Compared with the previous use of HEMC as a method for evaluating IR, TyG is more convenient and easier to obtain and calculate (Tao et al., 2022). A previous study used different screening metrics to predict the association between metabolic-associated fatty liver disease and nonalcoholic fatty liver disease (NAFLD). In women, TyG-WHtR had the best performance in identifying MAFLD/NAFLD. In men, TyG-WC had the best performance in identifying MAFLD/NAFLD (Peng et al., 2023). A recent study showed that TyG-BMI is more effective in predicting prediabetes (Jiang et al., 2021). Further, TyG-related indicators have a practical value in clinical practice. Our study results were comparable to those of prior investigations conducted by Lee et al. (Lee et al., 2023), which explored the association between modified triglyceride index and periodontitis among Korean adults. This study emphasized that the TyG-WHtR index emerged as a superior predictor of the association between periodontitis and IR. However, different results were obtained for the association between TyG-BMI and TyG-WC and periodontitis, which can be possibly attributed to the various characteristics of the populations. BMI, WC, and WHtR are three common anthropometric measures. BMI is the most widely used method for assessing adiposity. Nevertheless, it cannot differentiate the other components of body weight, such as bones, muscles, and internal organs and does not reflect fat distribution. Further, it is affected by region and disease (Kleine et al., 2018). WC is an indicator of abdominal obesity. Nevertheless, height affects accuracy (Browning et al., 2010). In contrast, WHtR, which is another indicator of abdominal obesity, has earned support from systematic evaluations and meta-analyses due to its efficacy in predicting cardiovascular and metabolic risks (Ashwell et al., 2012). Further, the analysis was extended by conducting a comparative assessment of HOMA-IR and TyG-related indices, thereby providing a more comprehensive view of the underlying metabolic associations.

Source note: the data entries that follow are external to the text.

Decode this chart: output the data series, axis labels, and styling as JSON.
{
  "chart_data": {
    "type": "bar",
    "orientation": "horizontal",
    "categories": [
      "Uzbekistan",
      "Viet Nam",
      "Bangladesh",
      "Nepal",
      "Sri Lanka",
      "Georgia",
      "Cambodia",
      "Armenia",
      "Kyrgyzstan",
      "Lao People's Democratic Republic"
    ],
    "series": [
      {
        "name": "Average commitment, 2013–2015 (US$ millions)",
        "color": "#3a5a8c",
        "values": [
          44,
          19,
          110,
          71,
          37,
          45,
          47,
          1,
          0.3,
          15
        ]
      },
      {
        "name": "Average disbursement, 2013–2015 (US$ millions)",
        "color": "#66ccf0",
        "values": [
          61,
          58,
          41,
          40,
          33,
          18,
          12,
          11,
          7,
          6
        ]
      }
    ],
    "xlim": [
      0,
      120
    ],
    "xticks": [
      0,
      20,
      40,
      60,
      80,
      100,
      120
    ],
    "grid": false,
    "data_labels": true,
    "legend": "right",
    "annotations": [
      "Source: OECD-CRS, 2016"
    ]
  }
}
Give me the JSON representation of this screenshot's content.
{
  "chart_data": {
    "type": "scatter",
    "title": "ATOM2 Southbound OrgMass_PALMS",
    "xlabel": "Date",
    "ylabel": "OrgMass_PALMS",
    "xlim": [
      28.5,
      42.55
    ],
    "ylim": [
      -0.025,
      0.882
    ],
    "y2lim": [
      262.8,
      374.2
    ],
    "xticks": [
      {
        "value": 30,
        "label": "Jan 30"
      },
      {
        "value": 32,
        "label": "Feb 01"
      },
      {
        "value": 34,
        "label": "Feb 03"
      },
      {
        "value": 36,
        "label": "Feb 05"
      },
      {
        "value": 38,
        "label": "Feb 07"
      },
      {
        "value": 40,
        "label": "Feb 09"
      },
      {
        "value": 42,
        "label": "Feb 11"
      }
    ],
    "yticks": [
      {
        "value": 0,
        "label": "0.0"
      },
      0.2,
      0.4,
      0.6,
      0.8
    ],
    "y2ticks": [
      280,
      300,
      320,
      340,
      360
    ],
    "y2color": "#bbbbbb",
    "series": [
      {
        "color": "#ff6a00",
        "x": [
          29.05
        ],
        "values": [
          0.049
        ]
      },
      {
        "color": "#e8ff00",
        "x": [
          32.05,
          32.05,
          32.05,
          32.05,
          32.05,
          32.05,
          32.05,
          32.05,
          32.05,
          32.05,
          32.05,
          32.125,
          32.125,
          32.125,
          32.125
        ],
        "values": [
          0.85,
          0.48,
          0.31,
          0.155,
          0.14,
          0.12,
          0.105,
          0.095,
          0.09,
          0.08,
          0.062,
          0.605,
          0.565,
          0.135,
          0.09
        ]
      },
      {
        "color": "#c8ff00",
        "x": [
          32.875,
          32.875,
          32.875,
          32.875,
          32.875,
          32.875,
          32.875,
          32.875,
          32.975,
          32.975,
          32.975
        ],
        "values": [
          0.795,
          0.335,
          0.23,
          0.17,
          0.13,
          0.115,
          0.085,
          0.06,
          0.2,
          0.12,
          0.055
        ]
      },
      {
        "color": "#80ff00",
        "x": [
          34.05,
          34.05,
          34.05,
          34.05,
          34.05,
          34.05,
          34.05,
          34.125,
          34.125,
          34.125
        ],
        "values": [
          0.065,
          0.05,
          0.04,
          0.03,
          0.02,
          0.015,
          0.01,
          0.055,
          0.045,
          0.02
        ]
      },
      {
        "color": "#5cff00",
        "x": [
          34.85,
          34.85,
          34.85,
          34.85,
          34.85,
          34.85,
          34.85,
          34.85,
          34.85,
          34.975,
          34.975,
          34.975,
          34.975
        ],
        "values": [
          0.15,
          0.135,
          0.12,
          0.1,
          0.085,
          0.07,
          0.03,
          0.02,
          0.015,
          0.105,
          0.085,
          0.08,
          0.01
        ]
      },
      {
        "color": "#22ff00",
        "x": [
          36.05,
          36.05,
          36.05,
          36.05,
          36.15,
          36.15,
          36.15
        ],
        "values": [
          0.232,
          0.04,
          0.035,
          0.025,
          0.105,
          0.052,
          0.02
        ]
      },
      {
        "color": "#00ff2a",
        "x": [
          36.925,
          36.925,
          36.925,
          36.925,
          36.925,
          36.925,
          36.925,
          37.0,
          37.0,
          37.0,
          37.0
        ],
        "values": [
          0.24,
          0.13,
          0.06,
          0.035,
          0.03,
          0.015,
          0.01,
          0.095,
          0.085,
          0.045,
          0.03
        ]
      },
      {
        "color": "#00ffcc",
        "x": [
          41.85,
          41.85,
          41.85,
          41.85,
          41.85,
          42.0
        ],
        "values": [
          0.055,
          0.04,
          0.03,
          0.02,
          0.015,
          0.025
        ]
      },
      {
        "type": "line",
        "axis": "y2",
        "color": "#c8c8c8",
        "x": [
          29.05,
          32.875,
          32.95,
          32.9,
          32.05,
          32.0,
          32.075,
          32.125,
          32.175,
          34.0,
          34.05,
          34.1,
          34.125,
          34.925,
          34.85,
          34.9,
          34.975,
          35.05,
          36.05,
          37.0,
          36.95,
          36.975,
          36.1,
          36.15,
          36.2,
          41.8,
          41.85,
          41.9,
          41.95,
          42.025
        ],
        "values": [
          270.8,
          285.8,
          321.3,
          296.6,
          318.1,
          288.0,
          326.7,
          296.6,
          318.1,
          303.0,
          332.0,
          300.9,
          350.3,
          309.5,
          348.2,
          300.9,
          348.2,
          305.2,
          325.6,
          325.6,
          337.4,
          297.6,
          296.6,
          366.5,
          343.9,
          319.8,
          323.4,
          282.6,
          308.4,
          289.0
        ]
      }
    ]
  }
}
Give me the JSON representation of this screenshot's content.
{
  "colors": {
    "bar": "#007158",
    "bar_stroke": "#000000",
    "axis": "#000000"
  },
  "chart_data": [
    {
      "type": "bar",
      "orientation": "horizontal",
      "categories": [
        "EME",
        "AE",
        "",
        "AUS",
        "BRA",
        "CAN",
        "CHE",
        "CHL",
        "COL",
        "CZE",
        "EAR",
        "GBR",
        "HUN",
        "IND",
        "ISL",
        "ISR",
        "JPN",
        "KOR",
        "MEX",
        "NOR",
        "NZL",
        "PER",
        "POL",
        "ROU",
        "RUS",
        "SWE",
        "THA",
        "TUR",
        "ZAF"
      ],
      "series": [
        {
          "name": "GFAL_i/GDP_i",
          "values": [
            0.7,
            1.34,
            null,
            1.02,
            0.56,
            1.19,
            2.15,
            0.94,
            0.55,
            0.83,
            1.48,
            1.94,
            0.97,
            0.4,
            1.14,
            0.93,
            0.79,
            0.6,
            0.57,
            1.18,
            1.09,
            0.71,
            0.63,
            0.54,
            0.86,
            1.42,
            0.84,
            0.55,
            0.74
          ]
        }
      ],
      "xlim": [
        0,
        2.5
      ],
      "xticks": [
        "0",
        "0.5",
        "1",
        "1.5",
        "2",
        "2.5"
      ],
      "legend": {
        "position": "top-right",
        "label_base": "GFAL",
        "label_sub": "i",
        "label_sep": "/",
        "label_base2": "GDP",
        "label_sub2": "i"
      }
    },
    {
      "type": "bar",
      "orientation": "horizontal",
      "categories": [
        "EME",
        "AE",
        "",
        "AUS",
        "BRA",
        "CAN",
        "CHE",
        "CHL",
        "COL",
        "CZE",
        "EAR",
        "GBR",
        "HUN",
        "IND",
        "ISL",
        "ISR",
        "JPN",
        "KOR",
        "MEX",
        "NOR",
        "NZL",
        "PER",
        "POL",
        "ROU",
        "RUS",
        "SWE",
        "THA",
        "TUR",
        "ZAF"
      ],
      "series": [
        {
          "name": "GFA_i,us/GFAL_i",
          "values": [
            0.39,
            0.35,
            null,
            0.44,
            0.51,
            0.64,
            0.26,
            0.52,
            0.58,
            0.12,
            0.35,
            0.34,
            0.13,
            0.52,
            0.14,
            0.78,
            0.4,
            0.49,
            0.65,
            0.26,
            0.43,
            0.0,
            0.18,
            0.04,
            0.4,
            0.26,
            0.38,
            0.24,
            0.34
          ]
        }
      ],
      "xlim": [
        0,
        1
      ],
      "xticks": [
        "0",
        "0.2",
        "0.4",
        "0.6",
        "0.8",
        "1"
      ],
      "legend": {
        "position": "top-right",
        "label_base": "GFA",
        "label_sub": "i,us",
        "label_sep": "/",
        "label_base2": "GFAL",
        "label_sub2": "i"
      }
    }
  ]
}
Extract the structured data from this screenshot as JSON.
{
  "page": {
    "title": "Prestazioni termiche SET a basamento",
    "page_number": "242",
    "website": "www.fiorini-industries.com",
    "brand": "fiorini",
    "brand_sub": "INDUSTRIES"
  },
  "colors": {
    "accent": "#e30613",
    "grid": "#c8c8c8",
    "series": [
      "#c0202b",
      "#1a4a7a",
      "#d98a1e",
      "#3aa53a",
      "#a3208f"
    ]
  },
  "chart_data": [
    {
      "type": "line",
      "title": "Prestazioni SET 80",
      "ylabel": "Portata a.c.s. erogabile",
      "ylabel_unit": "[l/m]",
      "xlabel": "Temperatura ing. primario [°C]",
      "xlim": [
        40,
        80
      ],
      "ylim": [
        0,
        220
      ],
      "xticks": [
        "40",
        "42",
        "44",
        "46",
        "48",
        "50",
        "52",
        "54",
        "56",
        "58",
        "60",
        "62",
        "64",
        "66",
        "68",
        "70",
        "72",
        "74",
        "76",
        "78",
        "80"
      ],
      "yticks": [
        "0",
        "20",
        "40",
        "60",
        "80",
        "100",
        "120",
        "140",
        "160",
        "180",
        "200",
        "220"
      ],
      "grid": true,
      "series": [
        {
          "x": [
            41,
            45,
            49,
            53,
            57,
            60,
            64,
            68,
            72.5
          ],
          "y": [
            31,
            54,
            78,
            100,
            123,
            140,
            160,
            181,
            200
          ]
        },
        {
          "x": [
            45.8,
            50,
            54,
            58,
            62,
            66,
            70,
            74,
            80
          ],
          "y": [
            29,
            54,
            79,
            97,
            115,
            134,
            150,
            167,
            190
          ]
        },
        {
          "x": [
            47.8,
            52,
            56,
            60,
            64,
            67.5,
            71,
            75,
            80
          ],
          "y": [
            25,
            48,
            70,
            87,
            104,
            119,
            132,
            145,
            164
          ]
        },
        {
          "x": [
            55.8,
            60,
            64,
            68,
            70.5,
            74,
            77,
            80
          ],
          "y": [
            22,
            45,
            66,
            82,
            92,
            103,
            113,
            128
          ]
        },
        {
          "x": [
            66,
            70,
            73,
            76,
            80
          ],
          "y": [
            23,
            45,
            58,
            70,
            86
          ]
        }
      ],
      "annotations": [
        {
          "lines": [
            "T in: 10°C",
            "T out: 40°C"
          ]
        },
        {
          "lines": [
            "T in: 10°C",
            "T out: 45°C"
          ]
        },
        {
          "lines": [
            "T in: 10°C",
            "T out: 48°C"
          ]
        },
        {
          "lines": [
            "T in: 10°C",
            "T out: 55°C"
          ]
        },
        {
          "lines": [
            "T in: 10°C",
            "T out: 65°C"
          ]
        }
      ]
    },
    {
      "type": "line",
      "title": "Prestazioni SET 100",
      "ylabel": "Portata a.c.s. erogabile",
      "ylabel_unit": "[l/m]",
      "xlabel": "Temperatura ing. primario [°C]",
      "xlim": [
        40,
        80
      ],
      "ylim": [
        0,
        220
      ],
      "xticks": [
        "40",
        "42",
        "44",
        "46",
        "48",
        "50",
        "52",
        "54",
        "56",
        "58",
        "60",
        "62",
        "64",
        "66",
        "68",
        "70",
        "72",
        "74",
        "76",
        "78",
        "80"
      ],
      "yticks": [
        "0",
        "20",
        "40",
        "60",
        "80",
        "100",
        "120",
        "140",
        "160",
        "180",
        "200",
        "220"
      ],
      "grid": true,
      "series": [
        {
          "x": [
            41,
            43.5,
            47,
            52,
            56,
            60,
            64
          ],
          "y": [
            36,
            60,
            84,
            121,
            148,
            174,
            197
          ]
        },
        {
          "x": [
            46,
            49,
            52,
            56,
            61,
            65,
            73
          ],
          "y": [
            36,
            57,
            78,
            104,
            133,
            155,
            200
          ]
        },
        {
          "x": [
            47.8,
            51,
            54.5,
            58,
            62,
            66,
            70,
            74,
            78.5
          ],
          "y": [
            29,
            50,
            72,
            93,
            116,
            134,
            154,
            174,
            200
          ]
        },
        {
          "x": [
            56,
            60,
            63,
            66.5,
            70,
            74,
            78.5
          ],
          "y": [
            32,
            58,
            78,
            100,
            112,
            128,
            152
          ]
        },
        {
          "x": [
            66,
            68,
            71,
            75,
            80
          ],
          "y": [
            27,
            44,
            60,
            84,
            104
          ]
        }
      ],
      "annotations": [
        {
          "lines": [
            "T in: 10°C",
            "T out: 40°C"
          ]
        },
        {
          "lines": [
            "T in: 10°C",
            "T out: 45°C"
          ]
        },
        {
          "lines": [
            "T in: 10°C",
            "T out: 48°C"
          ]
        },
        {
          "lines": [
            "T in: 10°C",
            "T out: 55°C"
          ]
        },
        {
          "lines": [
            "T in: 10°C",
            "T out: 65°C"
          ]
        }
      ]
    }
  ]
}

Our study revealed that HOMA-IR score and TyG-WHtR were superior than the other indices in predicting periodontitis. HOMA-IR requires the measurement of endogenous insulin, which is not involved in basic and routine blood tests. WHtR is an easily usable marker of generalized and abdominal obesity. Another study shows that WHtR is a more accurate indicator of cardiometabolic risk factors, particularly when detecting abdominal fat accumulation, than WC and BMI (Iliodromiti et al., 2018).
Our study provides novel information showing that HOMA-IR score and TyG-WHtR index can be early biomonitoring markers of periodontitis in susceptible populations. This study had several limitations: First, the results of the current study might have been influenced by selection bias, and cohort studies could provide more robust evidence. Second, this study had a relatively small sample size as some individuals had missing data. Therefore, the generalizability of the TyG-related indicators in larger populations should be cautiously evaluated.